Abstract: The main goal of this presentation is to describe how rigorous assessment design frameworks and new computational techniques can be used to design and develop assessments in order to realize the reform envisioned in frameworks for 21st century skills including the Next Generation Science Standards (2013). The presentation will describe Inq-ITS (Inquiry-Intelligent Tutoring) and its accompanying teacher dashboard Inq-Blotter, which are technology-based systems designed expressly to assess and support students’ competencies at science practices and support teachers’ pedagogical practice related to these practices. To do so, we will provide an overview of the design, data-collection, and data-analysis efforts for Inq-ITS. We will also describe how we used key computational techniques from knowledge-engineering, educational data mining, and natural language processing in order to analyze data from students’ log files and open-responses in this environment. These algorithms are used to automatically score students’ inquiry skills and scaffold them via our digital agent Rex on the practices in real time as they engage in inquiry, as well as provide teachers with fine-grained formative assessment data, alerts, and TIPS (Teacher Inquiry Practice Supports) to support real time instruction of the science practices.
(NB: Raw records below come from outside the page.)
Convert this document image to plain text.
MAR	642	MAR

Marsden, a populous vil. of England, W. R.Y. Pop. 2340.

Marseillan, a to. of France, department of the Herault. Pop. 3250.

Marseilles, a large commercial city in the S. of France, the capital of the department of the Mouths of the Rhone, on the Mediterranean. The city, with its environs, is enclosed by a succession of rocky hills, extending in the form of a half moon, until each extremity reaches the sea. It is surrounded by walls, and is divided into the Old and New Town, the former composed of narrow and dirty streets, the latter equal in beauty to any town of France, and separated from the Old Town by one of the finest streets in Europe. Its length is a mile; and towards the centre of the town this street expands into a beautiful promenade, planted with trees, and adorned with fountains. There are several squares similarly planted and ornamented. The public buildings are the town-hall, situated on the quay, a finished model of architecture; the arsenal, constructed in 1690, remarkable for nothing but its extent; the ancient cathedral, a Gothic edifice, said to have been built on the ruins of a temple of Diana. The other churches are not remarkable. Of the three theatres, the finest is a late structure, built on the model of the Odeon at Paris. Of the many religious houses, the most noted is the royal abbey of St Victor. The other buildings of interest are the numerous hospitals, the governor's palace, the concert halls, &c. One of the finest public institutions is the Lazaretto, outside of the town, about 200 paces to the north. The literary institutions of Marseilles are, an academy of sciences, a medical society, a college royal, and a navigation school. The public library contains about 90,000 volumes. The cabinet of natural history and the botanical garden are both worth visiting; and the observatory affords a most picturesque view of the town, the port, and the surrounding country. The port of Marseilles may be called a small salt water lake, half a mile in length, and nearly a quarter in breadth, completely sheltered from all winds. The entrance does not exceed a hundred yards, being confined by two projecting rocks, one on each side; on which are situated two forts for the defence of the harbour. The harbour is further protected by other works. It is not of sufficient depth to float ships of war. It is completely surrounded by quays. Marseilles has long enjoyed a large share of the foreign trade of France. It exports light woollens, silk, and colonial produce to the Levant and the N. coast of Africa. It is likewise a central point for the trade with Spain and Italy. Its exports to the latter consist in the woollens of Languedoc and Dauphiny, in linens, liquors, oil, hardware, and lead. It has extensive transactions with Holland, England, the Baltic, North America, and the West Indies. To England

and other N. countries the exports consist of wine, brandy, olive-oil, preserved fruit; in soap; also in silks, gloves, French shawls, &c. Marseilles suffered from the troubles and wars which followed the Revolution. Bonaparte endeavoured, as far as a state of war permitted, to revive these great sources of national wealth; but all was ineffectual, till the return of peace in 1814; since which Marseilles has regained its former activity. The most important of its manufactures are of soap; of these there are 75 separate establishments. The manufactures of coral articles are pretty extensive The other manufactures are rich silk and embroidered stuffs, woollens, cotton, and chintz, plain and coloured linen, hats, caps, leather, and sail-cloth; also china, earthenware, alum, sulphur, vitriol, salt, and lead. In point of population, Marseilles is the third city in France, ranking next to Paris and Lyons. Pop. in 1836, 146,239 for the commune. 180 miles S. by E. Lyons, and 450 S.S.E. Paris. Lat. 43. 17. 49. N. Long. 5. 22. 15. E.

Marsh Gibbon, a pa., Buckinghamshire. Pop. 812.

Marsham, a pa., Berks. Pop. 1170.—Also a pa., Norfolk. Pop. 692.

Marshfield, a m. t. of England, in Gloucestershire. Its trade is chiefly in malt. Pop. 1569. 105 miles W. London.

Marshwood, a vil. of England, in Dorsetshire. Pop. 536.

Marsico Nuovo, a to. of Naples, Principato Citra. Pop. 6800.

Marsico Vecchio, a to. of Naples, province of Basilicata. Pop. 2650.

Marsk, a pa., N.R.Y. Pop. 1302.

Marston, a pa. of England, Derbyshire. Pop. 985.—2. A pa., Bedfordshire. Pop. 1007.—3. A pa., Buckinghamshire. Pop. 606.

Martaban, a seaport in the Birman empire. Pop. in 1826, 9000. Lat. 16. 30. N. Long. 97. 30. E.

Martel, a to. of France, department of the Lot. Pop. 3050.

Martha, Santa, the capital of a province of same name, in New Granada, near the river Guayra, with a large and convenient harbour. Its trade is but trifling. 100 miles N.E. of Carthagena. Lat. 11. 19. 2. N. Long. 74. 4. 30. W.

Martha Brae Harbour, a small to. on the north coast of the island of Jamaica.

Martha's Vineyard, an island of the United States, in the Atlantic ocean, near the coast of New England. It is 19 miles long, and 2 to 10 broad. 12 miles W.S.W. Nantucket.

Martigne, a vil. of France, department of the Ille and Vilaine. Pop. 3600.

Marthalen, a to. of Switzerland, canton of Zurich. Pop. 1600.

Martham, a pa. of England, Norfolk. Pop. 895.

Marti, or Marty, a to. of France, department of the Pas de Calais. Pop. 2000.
Biography: Janice Gobert, Ph.D. (Cognitive Science, University of Toronto). Gobert is a Learning Scientist with 25+ years’ experience. She is a Professor of Educational Psychology and Learning Sciences at Rutgers Graduate School of Education, and Faculty in the Maker Space Certificate for teachers. She has successfully executed many STEM projects (~25 M to date). She has extensive expertise in model-based learning and assessment, the design of technology-based materials, and the analyses of quantitative data (log data, performance and classical assessment data) and qualitative data (think aloud data, students’ explanations, models/drawings). She was the N. American Editor of the International Journal of Science Education (2000-2006). Janice is the Founding CEO of Apprendis, LLC, which is an ed tech startup productizing Inq-ITS and Inq-Blotter ( She is the lead visionary on Inq-ITS. Gobert is also lead inventor on 3 algorithm patents used in Inq-ITS and Inq-Blotter, and she also has additional patents on eye-tracking.